Even though there has been rain in the region in December and January, dam water levels are at 20 percent or lower across Andalusia. 

On January 29th, Andalusia’s regional government will approve its fourth drought decree, confirming the type of water restrictions that will be implemented in Seville, Málaga and Córdoba.

A total of €200 million in funds have been allocated to the measures, €50 million of which will go to the agricultural sector.

Fifty-eight percent of Andalusian municipalities, which account for 5 million people, already have some form of water restriction in place, from reducing taps’ water pressure at night to restricting water use for pools, fountains, public showers, car washes and parks. 

So far the focus of the drought measures has been mainly on rural areas, but Moreno’s announcement marks the very real prospect of proper water usage limitations in Andalusia’s big cities.

Málaga, for example, is yet to suffer any water restrictions despite having one of the worst water deficits in the region.

In Córdoba there have never been water cuts and in Seville it hasn't happened since the 1990s.

This is Andalusia’s longest sequía (drought in Spanish) since the 1960s.

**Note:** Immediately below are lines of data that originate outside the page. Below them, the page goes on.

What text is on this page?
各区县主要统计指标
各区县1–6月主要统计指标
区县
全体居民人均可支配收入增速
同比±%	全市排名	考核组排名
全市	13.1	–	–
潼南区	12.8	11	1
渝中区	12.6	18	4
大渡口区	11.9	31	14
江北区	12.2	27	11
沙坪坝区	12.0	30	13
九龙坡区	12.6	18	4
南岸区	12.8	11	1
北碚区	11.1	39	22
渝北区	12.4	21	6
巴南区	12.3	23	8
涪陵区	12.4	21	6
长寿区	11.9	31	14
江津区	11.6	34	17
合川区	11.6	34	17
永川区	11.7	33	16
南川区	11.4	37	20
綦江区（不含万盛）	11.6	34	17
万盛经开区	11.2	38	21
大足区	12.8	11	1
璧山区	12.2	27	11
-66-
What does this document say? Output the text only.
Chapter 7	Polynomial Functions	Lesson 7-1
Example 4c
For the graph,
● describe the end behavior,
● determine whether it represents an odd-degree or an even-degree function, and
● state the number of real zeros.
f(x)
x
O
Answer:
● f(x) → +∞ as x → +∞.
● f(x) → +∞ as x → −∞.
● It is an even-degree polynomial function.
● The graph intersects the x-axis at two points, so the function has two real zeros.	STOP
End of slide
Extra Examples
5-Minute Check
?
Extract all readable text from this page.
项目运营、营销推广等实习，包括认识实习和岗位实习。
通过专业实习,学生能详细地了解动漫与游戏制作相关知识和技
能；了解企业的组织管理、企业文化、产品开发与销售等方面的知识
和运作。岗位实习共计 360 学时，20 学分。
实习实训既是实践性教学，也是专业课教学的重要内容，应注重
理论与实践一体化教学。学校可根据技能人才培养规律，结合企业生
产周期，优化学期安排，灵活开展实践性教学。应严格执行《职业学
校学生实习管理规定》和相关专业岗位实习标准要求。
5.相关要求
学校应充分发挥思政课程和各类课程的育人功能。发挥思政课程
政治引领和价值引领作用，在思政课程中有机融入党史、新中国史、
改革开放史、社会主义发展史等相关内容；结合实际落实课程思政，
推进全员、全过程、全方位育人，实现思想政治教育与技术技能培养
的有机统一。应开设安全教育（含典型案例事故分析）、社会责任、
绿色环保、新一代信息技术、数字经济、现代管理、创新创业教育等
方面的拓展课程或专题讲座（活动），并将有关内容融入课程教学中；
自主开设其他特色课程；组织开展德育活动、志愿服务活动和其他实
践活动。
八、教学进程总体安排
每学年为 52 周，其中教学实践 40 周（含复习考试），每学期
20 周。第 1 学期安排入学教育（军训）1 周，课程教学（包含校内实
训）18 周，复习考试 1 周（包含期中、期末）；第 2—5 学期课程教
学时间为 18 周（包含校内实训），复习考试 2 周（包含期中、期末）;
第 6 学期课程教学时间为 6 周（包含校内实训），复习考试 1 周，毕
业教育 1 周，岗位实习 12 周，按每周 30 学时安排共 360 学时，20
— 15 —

Almería and Cádiz are the regions with the lowest water reserve levels, ranging from 9 to 15 percent of full capacity. 

The Andalusian leader stressed that his region’s drought is a “matter of national and international concern” calling on the central government to intervene and for it to also be addressed in the EU Parliament, as “Andalusia is the region in Europe that's worst affected by climate change”. 

Andalusia exports almost half of Spain’s total in fruits and vegetables, and even though it's climate is renowned for being hot and sunny, 2023 was its driest year in three decades, with rainfall 45 percent below the annual average.

Spain’s government has already invested €1.2 billion in improving the supply of drinking water in Andalusia, and there are imminent plans to install portable desalination plants, reopen wells and collect water from underground rivers. 

The idea of water being shipped into Andalusia as has also been suggested in Catalonia - the other region of Spain struggling with a terrible drought currently - has not been ruled out.